Sunday, 5 January 2020

Some thoughts on being positive and on the pursuit of happiness.

My daughter and I were talking the other day about being happy with what you have. Well, actually, it began with her saying she almost feels guilty at times because she enjoys her babies so much. So many people, she commented, go on and on about how difficult motherhood is. Were there really as many cases of postnatal depression when I was having babies as there are now? Because it seems, she said, as if there is an epidemic of it, as if it’s almost de rigueur to suffer from it, almost as if those who don’t are somehow not fashionable. Of course, as her latest baby is her fifth, she has a fair bit of experience behind her in the bringing up babies field and it has to be said that the one before this, now three years old, has been singularly delightful and easy to be around.

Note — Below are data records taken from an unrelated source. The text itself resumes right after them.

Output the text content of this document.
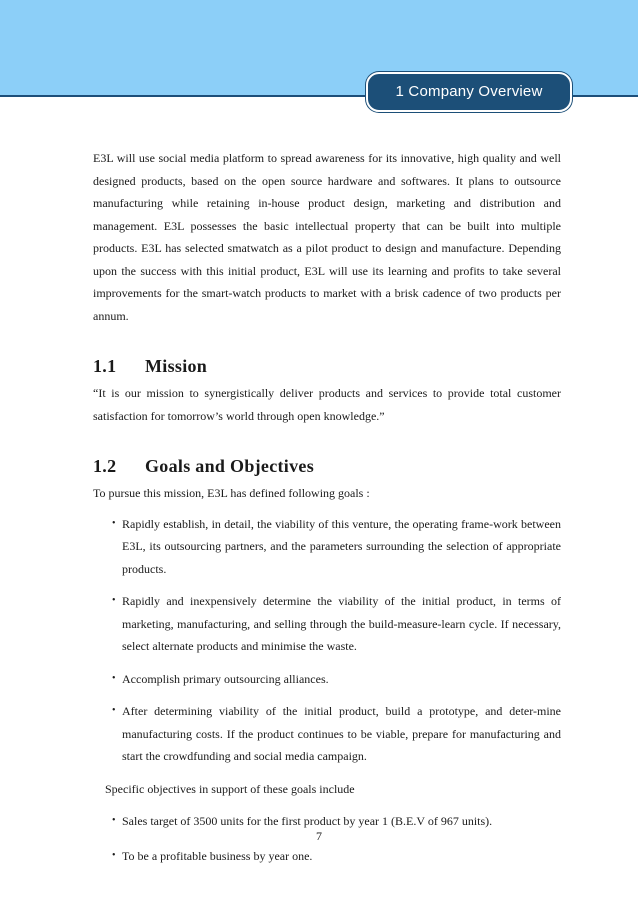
1 Company Overview

E3L will use social media platform to spread awareness for its innovative, high quality and well designed products, based on the open source hardware and softwares. It plans to outsource manufacturing while retaining in-house product design, marketing and distribution and management. E3L possesses the basic intellectual property that can be built into multiple products. E3L has selected smatwatch as a pilot product to design and manufacture. Depending upon the success with this initial product, E3L will use its learning and profits to take several improvements for the smart-watch products to market with a brisk cadence of two products per annum.

1.1 Mission

“It is our mission to synergistically deliver products and services to provide total customer satisfaction for tomorrow’s world through open knowledge.”

1.2 Goals and Objectives

To pursue this mission, E3L has defined following goals :

• Rapidly establish, in detail, the viability of this venture, the operating frame-work between E3L, its outsourcing partners, and the parameters surrounding the selection of appropriate products.
• Rapidly and inexpensively determine the viability of the initial product, in terms of marketing, manufacturing, and selling through the build-measure-learn cycle. If necessary, select alternate products and minimise the waste.
• Accomplish primary outsourcing alliances.
• After determining viability of the initial product, build a prototype, and deter-mine manufacturing costs. If the product continues to be viable, prepare for manufacturing and start the crowdfunding and social media campaign.

Specific objectives in support of these goals include

• Sales target of 3500 units for the first product by year 1 (B.E.V of 967 units).
• To be a profitable business by year one.
7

The answer to her question is that I really don’t know but I get a sort of gut feeling that maybe there were not so many cases. However, we need to take into account that we didn’t have social media and so there was no great pressure to keep up with others or to make yourself important by posting again and again about how hard life is.

Some of the solution, we concluded, is relaxing into enjoying the good goes on in your life, in all aspects, not just raising babies, making sure you focus on that and not on the bad, difficult stuff. In fashionable terms, this is all about finding the joy. Everyone is talking about it, in all sorts of areas. Here’s a link to an article about how to make 2020 as joyful as possible.

The writer of the article tells us this: “ Many of us treat joy like the good china, only warranted on special occasions. Even if we know it is within our reach, we may not see it is within our control.” For her article she interviewed a “happiness expert”, one Nataly Kogan, who has written books about happiness and is the founder and chief executive of the wellbeing business Happier, which apparently helps companies to improve their workplace culture and professionals to foster joy in their lives.

Oh boy! Now, she may well have set up is business as a consequence of “lessons born out of her experience of career burnout and personal dissatisfaction in her late 30s”, but I still remain amazed at the ways people can make money out of almost anything!!

By the way, Nataly Kogan lives in Boston, Massachusetts, if that makes any difference to her chosen life path!

Everyone appears to be writing about seeking happiness. There are two articles, one of which seems to be in favour of finding happiness as you go along while the other suggests that the pursuit of happiness makes you miserable.

I suppose in the end it comes down to whether you are a glass half full or a glass half empty person.